Ora, nem de propósito. Hoje vem publicado no Público um interessante artigo sobre este mesmo tema: Estudantes têm cada vez mais dificuldades de base a Matemática (Falhas na preparação dos alunos estão a afectar cursos)
Este é um tema que sobe de importância se atendermos ao facto de muitos estudantes estarem, muito em breve, a realizar as suas candidaturas ao ensino superior, enquanto que outros estarão a decidir a área em que irão prosseguir estudos no secundário e outros ainda estão a pensar quais as disciplinas opcionais que irão seleccionar no 12º ano.
Segue parte do artigo que, apesar de focar a Matemática, encontra grande paralelismo com a situação da Física e da Química.
(…) Estamos a falar de um problema que afecta cada vez mais os “caloiros” nas universidades. O PÚBLICO ouviu vários professores universitários portugueses que leccionam cadeiras onde “o bicho-de-sete-cabeças” é central. Confrontam-se, diariamente, com alunos “sem hábitos de trabalho e sem espírito de sacrifício”. E temem os efeitos desta “cultura de facilitismo”. (…)
Uma opinião corroborada por Paulo de Carvalho, que lecciona Teoria da Informação e Computação Gráfica na licenciatura em Engenharia Informática na Faculdade de Ciências e Tecnologia da Universidade de Coimbra. “Classifico-os como uma geração wikipedia: satisfazem-se muito facilmente com conhecimentos superficiais”, explica o docente de 42 anos, a dar aulas há 19 anos. “Há ausência de consolidação de conceitos e os alunos estão viciados no uso da calculadora.”
Ana Isabel Filipe, do departamento de Matemática e Aplicações da Escola de Ciências Universidade do Minho, que tem dado cadeiras de Álgebra Linear, Análise Matemática e Cálculo em cursos na área das engenharias, faz uma radiografia: “Os alunos estão dentro de cursos que não gostam. Procuram um curso com empregabilidade e ocupam a vaga de quem até tinha uma nota menor mas tinha gosto. Estão todos fora do sítio”, explica a professora de 55 anos que dá aulas desde 1978.
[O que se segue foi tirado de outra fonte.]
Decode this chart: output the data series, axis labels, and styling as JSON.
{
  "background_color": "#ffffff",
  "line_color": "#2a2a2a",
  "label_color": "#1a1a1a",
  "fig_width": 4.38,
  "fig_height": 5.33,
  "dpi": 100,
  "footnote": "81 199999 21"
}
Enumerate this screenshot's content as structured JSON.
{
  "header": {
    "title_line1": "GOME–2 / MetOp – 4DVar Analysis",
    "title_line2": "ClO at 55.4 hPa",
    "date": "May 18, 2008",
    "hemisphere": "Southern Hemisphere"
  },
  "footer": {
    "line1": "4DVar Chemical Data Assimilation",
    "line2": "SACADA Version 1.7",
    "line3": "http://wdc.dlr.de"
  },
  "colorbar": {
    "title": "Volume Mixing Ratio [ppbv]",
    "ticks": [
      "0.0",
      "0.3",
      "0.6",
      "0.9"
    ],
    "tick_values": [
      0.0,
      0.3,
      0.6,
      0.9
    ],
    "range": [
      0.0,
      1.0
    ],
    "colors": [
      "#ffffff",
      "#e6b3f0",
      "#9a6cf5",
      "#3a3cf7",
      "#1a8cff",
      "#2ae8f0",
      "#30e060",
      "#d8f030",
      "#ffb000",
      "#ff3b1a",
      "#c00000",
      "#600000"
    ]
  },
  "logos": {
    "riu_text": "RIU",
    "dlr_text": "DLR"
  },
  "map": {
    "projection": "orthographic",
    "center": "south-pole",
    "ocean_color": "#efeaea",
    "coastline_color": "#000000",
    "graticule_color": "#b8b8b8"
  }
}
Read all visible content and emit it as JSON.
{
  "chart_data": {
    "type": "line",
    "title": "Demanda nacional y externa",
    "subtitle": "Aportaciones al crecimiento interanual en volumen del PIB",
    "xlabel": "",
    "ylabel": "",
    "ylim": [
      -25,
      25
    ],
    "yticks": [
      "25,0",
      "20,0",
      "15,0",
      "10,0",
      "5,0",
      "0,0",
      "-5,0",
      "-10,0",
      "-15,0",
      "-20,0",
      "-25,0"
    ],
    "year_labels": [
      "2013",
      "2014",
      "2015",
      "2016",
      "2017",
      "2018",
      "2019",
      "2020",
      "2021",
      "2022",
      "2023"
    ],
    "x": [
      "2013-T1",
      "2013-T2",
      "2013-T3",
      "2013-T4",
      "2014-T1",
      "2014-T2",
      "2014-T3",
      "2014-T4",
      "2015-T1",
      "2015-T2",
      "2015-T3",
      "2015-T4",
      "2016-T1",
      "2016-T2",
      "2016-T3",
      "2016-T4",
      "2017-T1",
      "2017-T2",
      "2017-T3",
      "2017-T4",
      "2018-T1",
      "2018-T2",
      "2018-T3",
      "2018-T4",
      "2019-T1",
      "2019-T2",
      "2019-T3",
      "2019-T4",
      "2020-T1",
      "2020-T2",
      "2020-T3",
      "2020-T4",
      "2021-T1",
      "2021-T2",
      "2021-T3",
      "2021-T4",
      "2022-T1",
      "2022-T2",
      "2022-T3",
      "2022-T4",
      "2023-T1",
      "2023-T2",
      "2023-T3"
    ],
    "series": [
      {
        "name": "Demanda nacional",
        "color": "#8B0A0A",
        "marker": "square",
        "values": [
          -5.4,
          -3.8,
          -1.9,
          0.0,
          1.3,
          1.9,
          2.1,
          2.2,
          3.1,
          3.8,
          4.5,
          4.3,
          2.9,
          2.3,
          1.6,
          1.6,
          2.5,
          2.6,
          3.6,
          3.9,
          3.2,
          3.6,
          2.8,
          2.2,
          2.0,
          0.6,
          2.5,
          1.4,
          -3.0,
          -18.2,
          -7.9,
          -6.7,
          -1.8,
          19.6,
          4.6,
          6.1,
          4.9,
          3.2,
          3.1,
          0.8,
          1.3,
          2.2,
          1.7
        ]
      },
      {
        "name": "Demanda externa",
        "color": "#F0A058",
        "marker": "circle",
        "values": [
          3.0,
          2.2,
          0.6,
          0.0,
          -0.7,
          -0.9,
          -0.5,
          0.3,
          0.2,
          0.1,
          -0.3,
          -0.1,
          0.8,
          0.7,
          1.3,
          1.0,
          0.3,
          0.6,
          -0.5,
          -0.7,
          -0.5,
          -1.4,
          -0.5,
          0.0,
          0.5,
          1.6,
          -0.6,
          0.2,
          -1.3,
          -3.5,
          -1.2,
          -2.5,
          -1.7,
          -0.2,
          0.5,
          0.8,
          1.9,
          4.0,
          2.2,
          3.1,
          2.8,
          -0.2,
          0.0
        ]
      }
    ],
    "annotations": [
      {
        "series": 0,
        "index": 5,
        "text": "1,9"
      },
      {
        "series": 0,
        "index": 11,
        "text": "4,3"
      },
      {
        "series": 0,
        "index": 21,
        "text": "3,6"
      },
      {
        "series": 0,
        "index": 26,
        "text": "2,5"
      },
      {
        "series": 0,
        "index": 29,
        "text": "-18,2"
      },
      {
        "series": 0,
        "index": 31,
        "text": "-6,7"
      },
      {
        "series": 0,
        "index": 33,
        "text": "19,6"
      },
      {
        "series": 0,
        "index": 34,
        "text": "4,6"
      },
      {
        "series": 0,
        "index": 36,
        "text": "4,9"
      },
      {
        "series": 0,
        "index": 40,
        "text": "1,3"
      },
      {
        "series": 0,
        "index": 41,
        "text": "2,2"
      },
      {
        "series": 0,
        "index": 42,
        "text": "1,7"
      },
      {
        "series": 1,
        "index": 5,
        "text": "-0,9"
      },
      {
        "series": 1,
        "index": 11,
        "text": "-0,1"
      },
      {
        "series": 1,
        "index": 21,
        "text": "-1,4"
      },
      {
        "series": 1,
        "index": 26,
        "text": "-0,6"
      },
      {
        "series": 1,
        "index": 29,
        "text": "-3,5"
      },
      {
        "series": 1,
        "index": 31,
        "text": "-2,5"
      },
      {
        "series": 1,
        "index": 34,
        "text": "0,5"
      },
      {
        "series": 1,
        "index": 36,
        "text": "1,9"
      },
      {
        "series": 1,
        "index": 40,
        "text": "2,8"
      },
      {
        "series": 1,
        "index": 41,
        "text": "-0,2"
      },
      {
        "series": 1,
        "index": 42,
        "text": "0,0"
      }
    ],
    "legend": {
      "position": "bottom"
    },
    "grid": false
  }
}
O Instituto Superior Técnico, da Universidade Técnica de Lisboa, não é excepção. Luísa Ribeiro, docente do departamento de Matemática que tem leccionado cadeiras como Cálculo Diferencial e Integral em várias engenharias, admite que os alunos mudaram. Fizeram há dois anos uma prova de aferição para perceberem as suas dificuldades. Uma das perguntas – que servia para “aquecer” – era quanto é um meio mais um meio e a resposta era de escolha múltipla. Cerca de 27 por cento falhou. Em jeito de ironia Luísa Ribeiro, de 53 anos, assume que chegam “infantilizados”, o que não estranha tendo em conta que “até a idade pediátrica foi alargada até aos 18 anos”. “Em algum lado têm de começar a ser responsáveis. Têm uma preparação de uma pessoa de início de secundário ou pior. São ensinados a não pensar e isso em Matemática é desastroso. Foram treinados como um cãozinho para um exame”, diz Luísa Ribeiro. (…)
Para estes docentes um dos “culpados” é o (ab) uso da calculadora. “Explico- lhes que não é nenhum oráculo e que a Matemática é simples mas exige trabalho. É preciso treinar o raciocínio abstracto e a verdade é que já nem sabem somar fracções, multiplicar potências...”, prossegue Luísa Ribeiro, que critica o facto de “tudo se fazer para ter estatísticas de sucesso sem nunca defi nir o que é sucesso”.
(…) Ana Rute Domingos também sublinha que ao disseminar-se a ideia de que o ensino tem de ser muito divertido esqueceu-se a importância, por exemplo, da memorização. (…) Ressalva, no entanto, que os alunos de hoje não são menos inteligentes, “não se trabalha é o que têm”. Um factor que Paulo de Carvalho também não coloca em causa. “Os alunos são igualmente inteligentes. A formação é que é o problema. Na década de 1990 instalou-se a ideia romântica de que a aprendizagem tem de dar prazer e isso não é uma verdade absoluta. Vivemos um problema de inteligência pública”, defende. (…) “Criou-se a ideia de que a aprendizagem não é dolorosa. Há um culto do facilitismo e de desvalorizar o conhecimento que se acentuou com os cursos de três anos”, conclui Oliveira Martins. Fonte
Para reflectir.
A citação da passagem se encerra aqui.